Islet amyloid polypeptide is not a target antigen for CD8+ T-cells in type 2 diabetes.

BACKGROUND

Type 2 diabetes (T2D) is a chronic metabolic disorder in which beta-cells are destroyed. The islet amyloid polypeptide (IAPP) produced by beta-cells has been reported to influence beta-cell destruction.

OBJECTIVE

To evaluate if IAPP can act as an autoantigen and therefore, to see if CD8+ T-cells specific for this protein might be present in T2D patients.

METHODS

Peripheral blood mononuclear cells (PBMC) were obtained from human leukocyte antigen (HLA)-A2+ T2D patients and non-diabetic healthy subjects. Cells were then screened for peptide recognition using ELISPOT assay for the presence of IFN-γ producing CD8+ T-cells against two HLA Class I-restricted epitopes derived from IAPP (IAPP5-13 and IAPP9-17) and common viral antigenic minimal epitopes Flu MP 58-66, CMV495-503, EBV280-288 and HIV77-85 as controls.

RESULTS

A total of 36.4% of patients and 56.2% of healthy subjects showed a response against IAPP5-13 peptide. No significant difference in response against this peptide was noted between the patients and the healthy donors. With respect to peptide IAPP9-17, although healthy subjects showed a higher mean number of spot forming cells than the patients, the difference was not significant; 36.4% of patients and 37.5% of controls responded to this peptide.

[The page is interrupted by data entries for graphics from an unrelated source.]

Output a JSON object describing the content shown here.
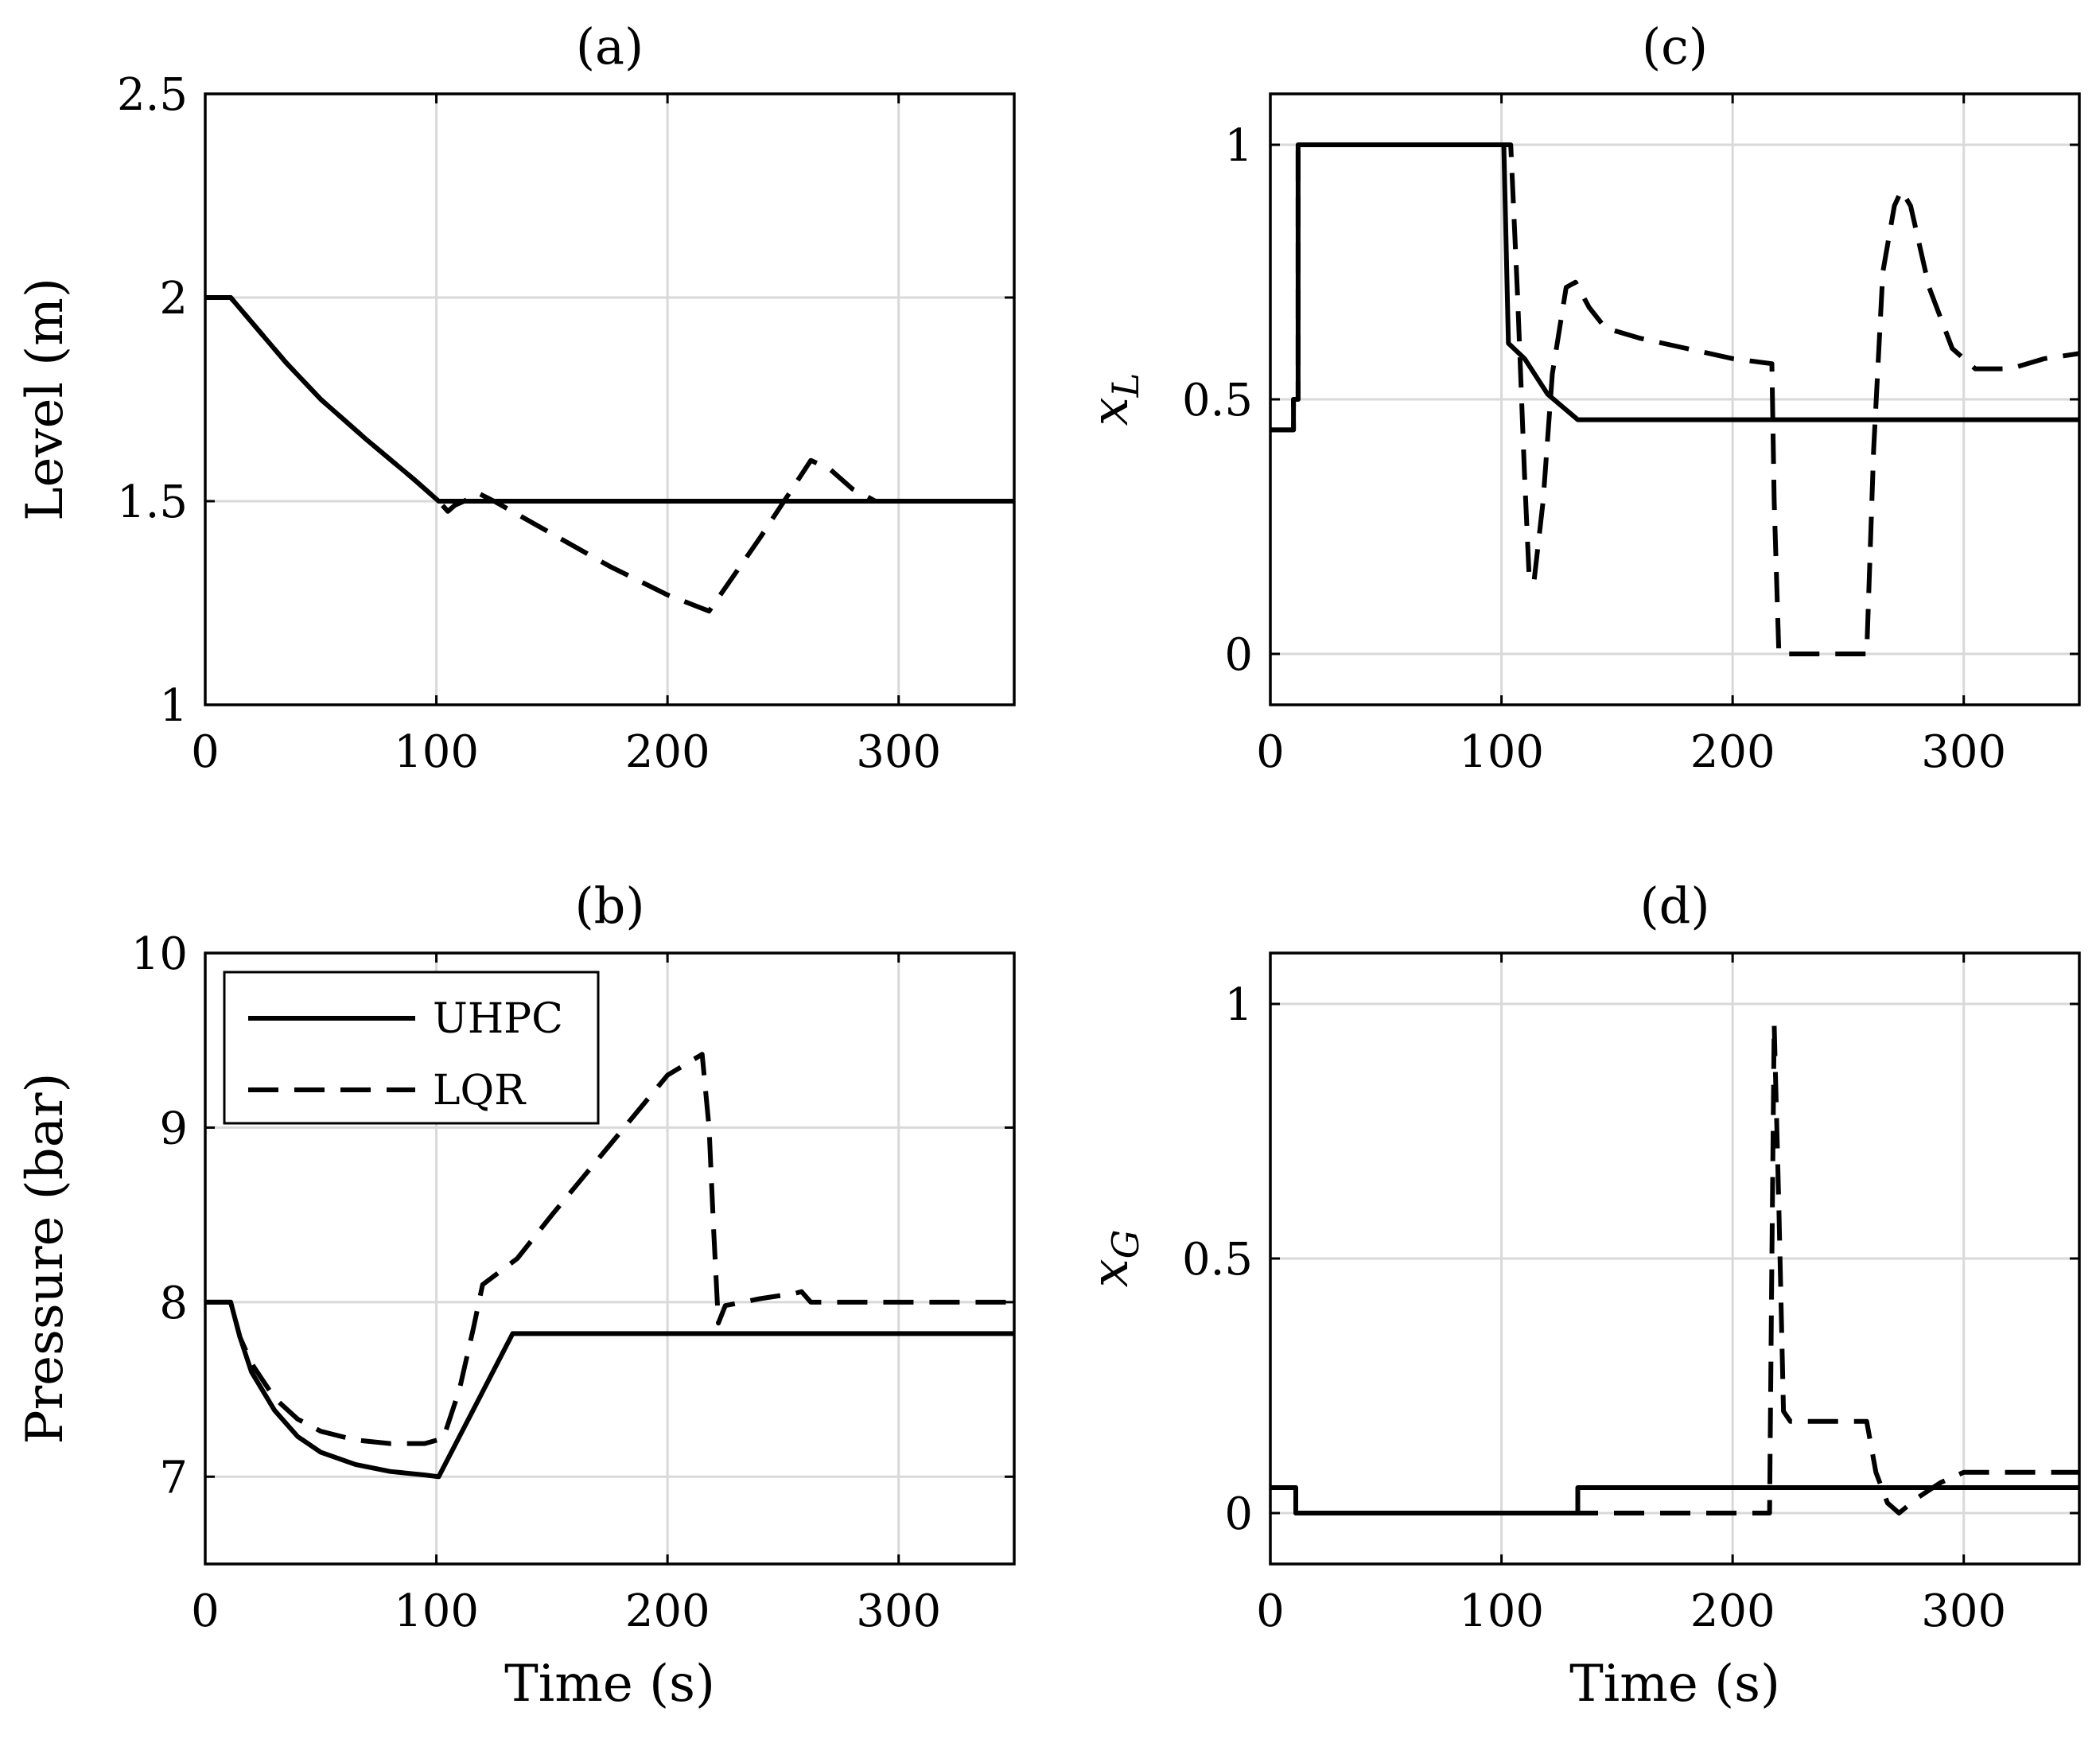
{
  "chart_data": [
    {
      "id": "a",
      "type": "line",
      "title": "(a)",
      "xlabel": "",
      "ylabel": "Level (m)",
      "ylabel_italic": false,
      "xlim": [
        0,
        350
      ],
      "ylim": [
        1,
        2.5
      ],
      "xticks": [
        0,
        100,
        200,
        300
      ],
      "yticks": [
        1,
        1.5,
        2,
        2.5
      ],
      "xtick_labels": [
        "0",
        "100",
        "200",
        "300"
      ],
      "ytick_labels": [
        "1",
        "1.5",
        "2",
        "2.5"
      ],
      "grid": true,
      "series": [
        {
          "name": "UHPC",
          "style": "solid",
          "x": [
            0,
            11,
            20,
            35,
            50,
            70,
            90,
            101,
            350
          ],
          "y": [
            2.0,
            2.0,
            1.94,
            1.84,
            1.75,
            1.65,
            1.555,
            1.5,
            1.5
          ]
        },
        {
          "name": "LQR",
          "style": "dashed",
          "x": [
            0,
            11,
            20,
            35,
            50,
            70,
            90,
            101,
            105,
            108,
            112,
            118,
            125,
            150,
            175,
            200,
            218,
            240,
            262,
            270,
            280,
            290,
            350
          ],
          "y": [
            2.0,
            2.0,
            1.94,
            1.84,
            1.75,
            1.65,
            1.555,
            1.5,
            1.475,
            1.49,
            1.5,
            1.52,
            1.5,
            1.42,
            1.34,
            1.27,
            1.23,
            1.41,
            1.6,
            1.58,
            1.53,
            1.5,
            1.5
          ]
        }
      ]
    },
    {
      "id": "b",
      "type": "line",
      "title": "(b)",
      "xlabel": "Time (s)",
      "ylabel": "Pressure (bar)",
      "ylabel_italic": false,
      "xlim": [
        0,
        350
      ],
      "ylim": [
        6.5,
        10
      ],
      "xticks": [
        0,
        100,
        200,
        300
      ],
      "yticks": [
        7,
        8,
        9,
        10
      ],
      "xtick_labels": [
        "0",
        "100",
        "200",
        "300"
      ],
      "ytick_labels": [
        "7",
        "8",
        "9",
        "10"
      ],
      "grid": true,
      "legend": {
        "location": "top-left",
        "entries": [
          {
            "label": "UHPC",
            "style": "solid"
          },
          {
            "label": "LQR",
            "style": "dashed"
          }
        ]
      },
      "series": [
        {
          "name": "UHPC",
          "style": "solid",
          "x": [
            0,
            11,
            15,
            20,
            30,
            40,
            50,
            65,
            80,
            95,
            101,
            133,
            350
          ],
          "y": [
            8.0,
            8.0,
            7.8,
            7.6,
            7.38,
            7.23,
            7.14,
            7.07,
            7.03,
            7.01,
            7.0,
            7.82,
            7.82
          ]
        },
        {
          "name": "LQR",
          "style": "dashed",
          "x": [
            0,
            11,
            15,
            20,
            30,
            40,
            50,
            65,
            80,
            95,
            103,
            110,
            116,
            120,
            130,
            135,
            150,
            175,
            200,
            215,
            218,
            220,
            222,
            225,
            240,
            255,
            258,
            262,
            350
          ],
          "y": [
            8.0,
            8.0,
            7.8,
            7.65,
            7.45,
            7.33,
            7.26,
            7.21,
            7.19,
            7.19,
            7.22,
            7.5,
            7.85,
            8.1,
            8.2,
            8.25,
            8.5,
            8.9,
            9.3,
            9.42,
            9.0,
            8.4,
            7.88,
            7.98,
            8.02,
            8.05,
            8.06,
            8.0,
            8.0
          ]
        }
      ]
    },
    {
      "id": "c",
      "type": "line",
      "title": "(c)",
      "xlabel": "",
      "ylabel": "xL",
      "ylabel_italic": true,
      "xlim": [
        0,
        350
      ],
      "ylim": [
        -0.1,
        1.1
      ],
      "xticks": [
        0,
        100,
        200,
        300
      ],
      "yticks": [
        0,
        0.5,
        1
      ],
      "xtick_labels": [
        "0",
        "100",
        "200",
        "300"
      ],
      "ytick_labels": [
        "0",
        "0.5",
        "1"
      ],
      "grid": true,
      "series": [
        {
          "name": "UHPC",
          "style": "solid",
          "x": [
            0,
            10,
            10,
            12,
            12,
            101,
            103,
            110,
            120,
            133,
            350
          ],
          "y": [
            0.44,
            0.44,
            0.5,
            0.5,
            1.0,
            1.0,
            0.61,
            0.58,
            0.51,
            0.46,
            0.46
          ]
        },
        {
          "name": "LQR",
          "style": "dashed",
          "x": [
            0,
            10,
            10,
            12,
            12,
            104,
            107,
            110,
            112,
            114,
            118,
            122,
            128,
            132,
            138,
            145,
            160,
            180,
            200,
            217,
            218,
            220,
            258,
            261,
            265,
            270,
            273,
            277,
            285,
            295,
            305,
            320,
            335,
            350
          ],
          "y": [
            0.44,
            0.44,
            0.5,
            0.5,
            1.0,
            1.0,
            0.7,
            0.35,
            0.15,
            0.14,
            0.3,
            0.55,
            0.72,
            0.73,
            0.68,
            0.64,
            0.62,
            0.6,
            0.58,
            0.57,
            0.3,
            0.0,
            0.0,
            0.4,
            0.75,
            0.88,
            0.91,
            0.88,
            0.72,
            0.6,
            0.56,
            0.56,
            0.58,
            0.59
          ]
        }
      ]
    },
    {
      "id": "d",
      "type": "line",
      "title": "(d)",
      "xlabel": "Time (s)",
      "ylabel": "xG",
      "ylabel_italic": true,
      "xlim": [
        0,
        350
      ],
      "ylim": [
        -0.1,
        1.1
      ],
      "xticks": [
        0,
        100,
        200,
        300
      ],
      "yticks": [
        0,
        0.5,
        1
      ],
      "xtick_labels": [
        "0",
        "100",
        "200",
        "300"
      ],
      "ytick_labels": [
        "0",
        "0.5",
        "1"
      ],
      "grid": true,
      "series": [
        {
          "name": "UHPC",
          "style": "solid",
          "x": [
            0,
            11,
            11,
            133,
            133,
            350
          ],
          "y": [
            0.05,
            0.05,
            0.0,
            0.0,
            0.05,
            0.05
          ]
        },
        {
          "name": "LQR",
          "style": "dashed",
          "x": [
            0,
            11,
            11,
            216,
            217,
            218,
            220,
            222,
            225,
            240,
            258,
            262,
            267,
            272,
            280,
            290,
            300,
            310,
            330,
            350
          ],
          "y": [
            0.05,
            0.05,
            0.0,
            0.0,
            0.5,
            0.96,
            0.6,
            0.2,
            0.18,
            0.18,
            0.18,
            0.08,
            0.02,
            0.0,
            0.03,
            0.06,
            0.08,
            0.08,
            0.08,
            0.08
          ]
        }
      ]
    }
  ]
}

The response of healthy subjects to the common viral peptides was stronger than that of the patients, though the result was not significant.

CONCLUSIONS

It is unlikely that IAPP would be a target for CD8+ T-cells in diabetic patients; however, the trend observed toward a lower response of T2D patients against IAPP and common viral peptides may imply a decreased immune response in these patients.